Back to all blog posts
Nov 1, 2013

SCC Competition Law Class Action Decisions

By Ken Clark

On October 17, 2012, the Supreme Court of Canada heard argument in three appeals relating to the certification (in Quebec, the authorization) of class actions: Pro-Sys Consultants Ltd. v. Microsoft Corporation, Infineon Technologies AG v. Option Consommateurs, and Sun-Rype Products Ltd. v. Archer Daniels Midland Company. More than a year later, on October 31, 2013, the Court released its eagerly awaited decisions. While the appeals touched on multiple issues, the core questions were whether indirect purchasers (i.e. those parties, such as retailers and consumers, who purchase the product in question subsequent to the initial purchase from the alleged violator) can be claimants in class actions, and the standard of proof to be applied at certification hearings, particularly with respect to the commonality of issues and preferable procedure requirements.

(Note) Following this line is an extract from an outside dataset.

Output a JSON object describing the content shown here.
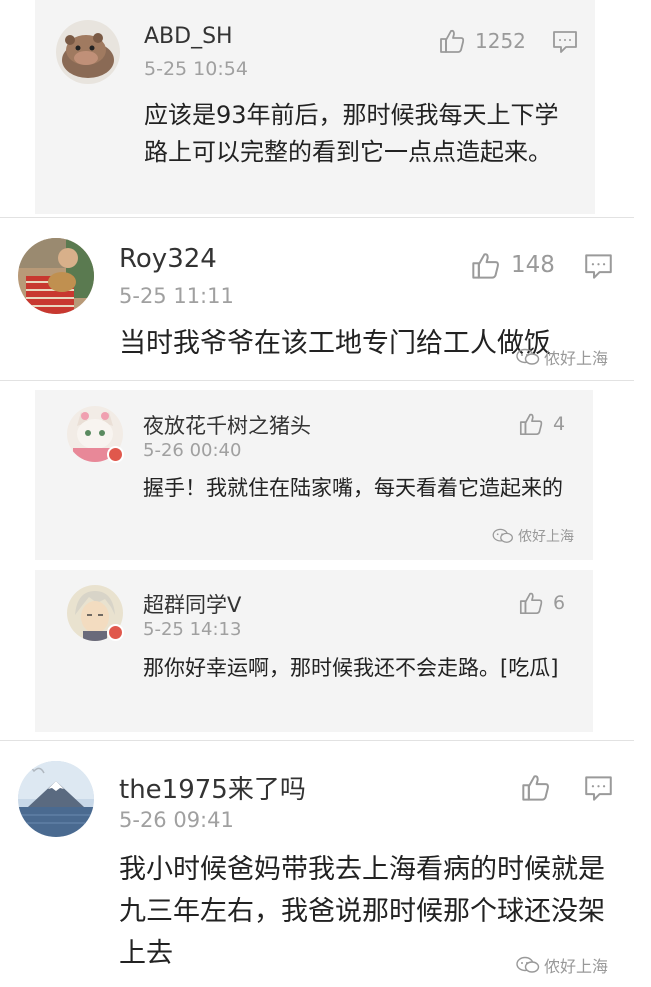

The Court has decided that, despite the complex evidentiary problems involved, indirect purchaser class actions can proceed, as long as the expert testimony supporting certification is "sufficiently credible or plausible to establish some basis in fact for the commonality requirement" of the class proceedings legislation. The plaintiffs’ expert’s methodology "must offer a reasonable prospect of establishing a loss on a class wide basis." This is the opposite of the approach adopted by the U.S. Supreme Court, which several decades ago ruled that indirect purchaser claims could not be pursued, and to the prevailing practice in the United States where certification proceedings are often more rigorous than in Canada. As the unanimous reasons of the Supreme Court of Canada put it: "Resolving conflicts between the experts is an issue for the trial judge and not one that should be engaged in at certification."

One can therefore expect that the complex evidentiary issues associated with indirect purchaser class actions will now be thrashed out at trial, rather than at certification, and that, as a result, there will likely be many complex and lengthy trial proceedings in Canada.